“No, it is the breaking of a spell, please God!” said he, recovering himself. “I will go and find this lady on the lande. It may be that . . . that she will not return to you, Mère Salaun.”

He took Zéphyr by the bridle, and went back on to the heather. But, once out of sight, he drew a long shuddering breath, and throwing his arm over Zéphyr’s crest, pressed his forehead against the warm satin of his neck, and so remained for a while.

And Zéphyr, convinced by now that the master he knew had returned to him, put his head round and lipped at his shoulder. Then he cocked his little ears and listened. Far away, the beat of another horse’s hoofs was audible on the highroad. His rider gave no sign of having heard it, but in a moment or two took the bridle again and went forward towards the Allée des Vieilles.

CHAPTER XI

AMONG THE WATCHERS

(1)

Versailles, Dreux, Alençon, Rennes, Pontivy—like beads on a chaplet they had slid past Valentine de Trélan, like locks on a smooth river or canal, opened for her by that bit of paper in Barras’ handwriting. She was herself amazed by the ease of her journey, that journey which was really a flight, hardly realising how much things were changed from the days, for instance, of the Terror, and how many people travelled comfortably now-a-days and contrived to elude showing their passports if they were out of date. And she had in her possession something much more potent than a mere passport. Whether she were taken for a political power, or for one of the many ladies in whom the raffish Director was interested—or for a combination of both, like Mme Tallien—Valentine neither knew nor cared; at any rate whenever she produced the laissez passer she was shown deference—till she got into the country districts of that land of the leal, farther Brittany. Here the municipalities indeed were Republican, but at one or two small places where she had to halt Barras’ signature commanded anything but reverence, though it had to be obeyed. Twice she distinctly heard the word “spy” whispered of her.
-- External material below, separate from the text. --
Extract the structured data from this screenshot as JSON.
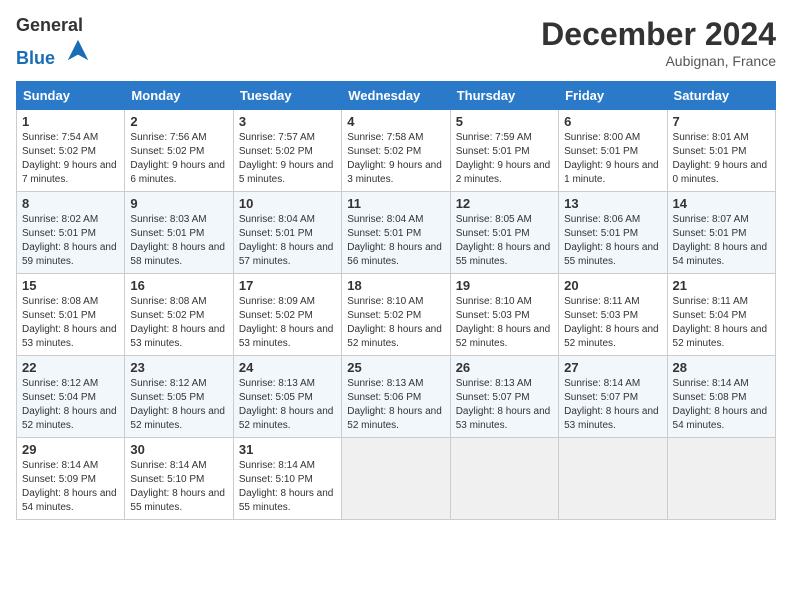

But once she had passed Scaër and was in full Finistère it was better, for here she could use the private directions which the Abbé had given her. And it was by the employment of these that she finally arrived, without mishap, at the Ferme des Vieilles, to which the Abbé had directed her.

The little old farmhouse by the roadside looked at her cunningly and rather inhospitably, she thought, from its tiny peering windows. Beyond it was a wide stretch of moorland with heather, and, in one place, long strange rows of upright stones. She descended from the farmer’s hooded cart by which she had replaced the diligence at her last stopping-place and knocked at the open half-door. Inside, a beautiful, grave and dirty little girl of six or so, dressed in all respects like a grown woman of the sixteenth century, stuck a finger in her mouth and stared at her.

“Mignonne,” said Valentine, stooping over the half-door “Ema ar bleun er balan—the broom is in flower.”